Why You'll Love This
Someone is luring vulnerable girls to their deaths inside London churches — and the police can't agree on whether it's even murder.
- Great if you want: gritty British procedurals with atmosphere and moral complexity
- The experience: brooding and methodical — church settings give it genuine unease
- The writing: Forbes builds dread through institutional friction, not just crime scenes
- Skip if: you prefer fast-paced thrillers over slow investigative builds
About This Book
In London, young women are dying — each body discovered inside a church, fallen from a great height, each death staged with an unsettling intimacy that blurs the line between suicide and something far darker. Detective Mark Tartaglia is working a case that resists easy answers, shadowed by media frenzy, departmental politics, and a killer whose motives feel almost devotional. Forbes builds her suspense not through relentless action but through accumulating dread — the sense that someone is selecting victims with patience and purpose, and that the investigation itself may be moving too slowly to matter.

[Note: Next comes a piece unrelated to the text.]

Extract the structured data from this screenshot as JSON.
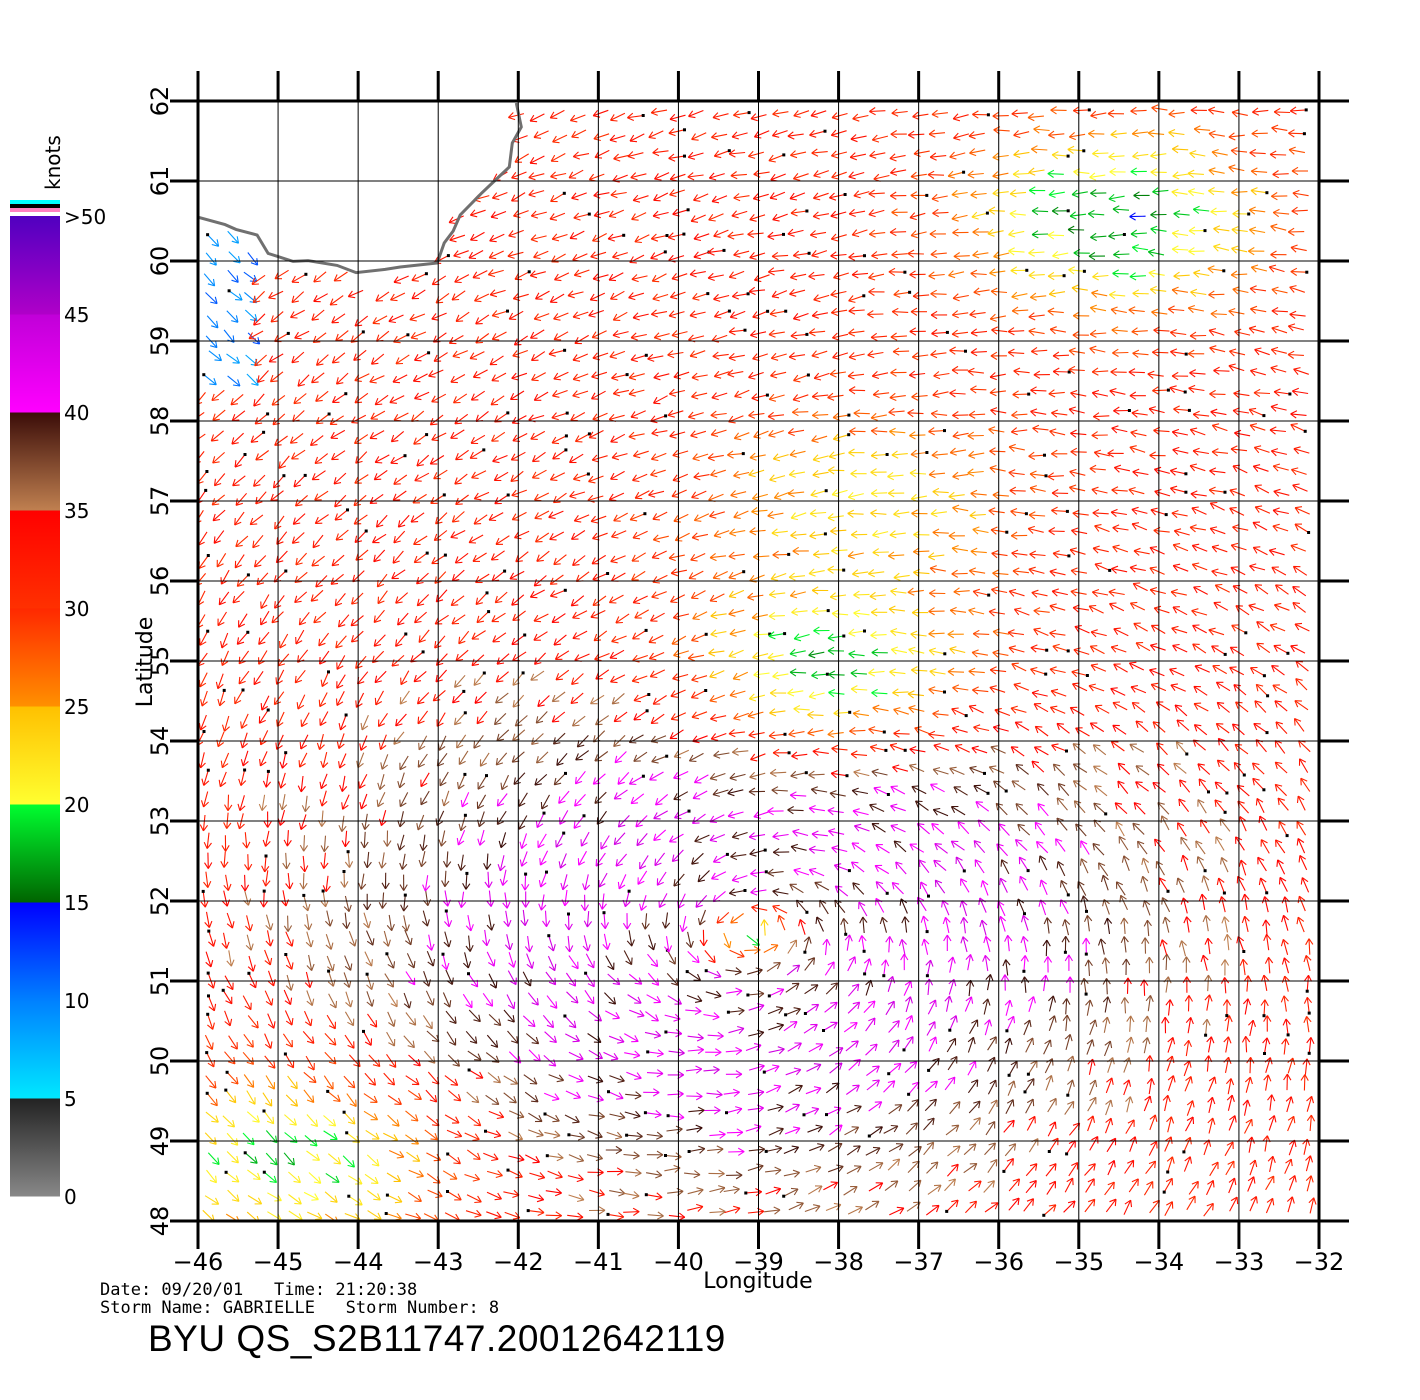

What sets this debut apart is Forbes's commitment to atmosphere over spectacle. The London she renders is specific and slightly cold, her church settings genuinely unnerving rather than decoratively gothic. Tartaglia is a protagonist worth following — complicated without being tortured, professionally credible without being infallible. Forbes structures the novel to keep readers slightly off-balance, parceling out information in ways that feel organic rather than manipulative. For readers who prefer their crime fiction grounded in character and place, this is a strong and promising opening to the series.